2002年03月08日(金)
いえ、そんな高級品の話じゃないです。
風邪も治りかけ、体はだるいし、鼻はつまるし、最後の正念場にさしかかっているらしい。ここで無理をしたら、まず間違いなくぶり返すであろう本日。 職場は大変乾いていた。エアコンの風が渦巻いている。そんなに寒くも暑くもないだろうに、誰もスイッチを切る気配がない。花粉が舞っているから窓を開けられない。つまりこれは換気のつもりなのか。 さっさと切ってやりたかったが、みんなの職場、さらにワタシは一番下っ端、そんなわけにも行かず、仕方ない、ジュースで喉を潤すことにする。こんなカラカラ状態では、あっという間に風邪がぶり返ってしまう。
ワタシは二つ持っている財布のうち、まず自分の財布を開けた。 一万円札がある。しかし、あろうことか小銭がない。1円しか…。 唸りながら、ワタシももう一つの、家計用の財布を手に取った。こちらの方は小銭がチャラチャラいっている。2、3枚という音ではない。よかった。これならなんとか………。 72円。 しかもお札は一枚も入っていない。両方合わせて10,073円。うーん、これは一万円札を両替するしかないだろう。 会社の両替用金庫へ行くと、なんと。

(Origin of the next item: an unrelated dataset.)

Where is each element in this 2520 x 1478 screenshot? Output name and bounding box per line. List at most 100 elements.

千円札が少ない。数えるまでもなく一万円分なんてない。 ふと、誰かに借りようかとも考えた。五十円借りればいいのだ。みんな仲良しだし、誰だって快く貸してくれるだろう。 しかし。 つい数日前、ワタシは同じ状況におちいって百円借りていた。もちろんすぐに返したが、そうそう何度も借りるなんて、小銭と言えども感じが悪い。また貸してなんて言えない。ワタシには言えない…。 前回は千円札くらいあったんだ。あったのに、両替するのが面倒で借りてしまった。なんてバカだったんだワタシ。こんなことになるなら、あのときちゃんと両替していればよかったんだよう。
外には、70円から買えるカップのジュースがある。ワタシはきっちり70円を握って外へ出た。 最初からここで買えよと、そう思われるかもしれないが、ここにはくどい飲み物しかない。コーヒーとかココアとか、量も少なく味も濃い。渇きが癒えても胃にきそう。 でももう選択の余地はなかった。 熱いココアを飲みながら、ワタシは思った。 本当に困ったときのために、横着するのはやめよう。 ああ、なんかますます喉が乾いてきた。 一万円あるのに、ジュースが買えないなんて。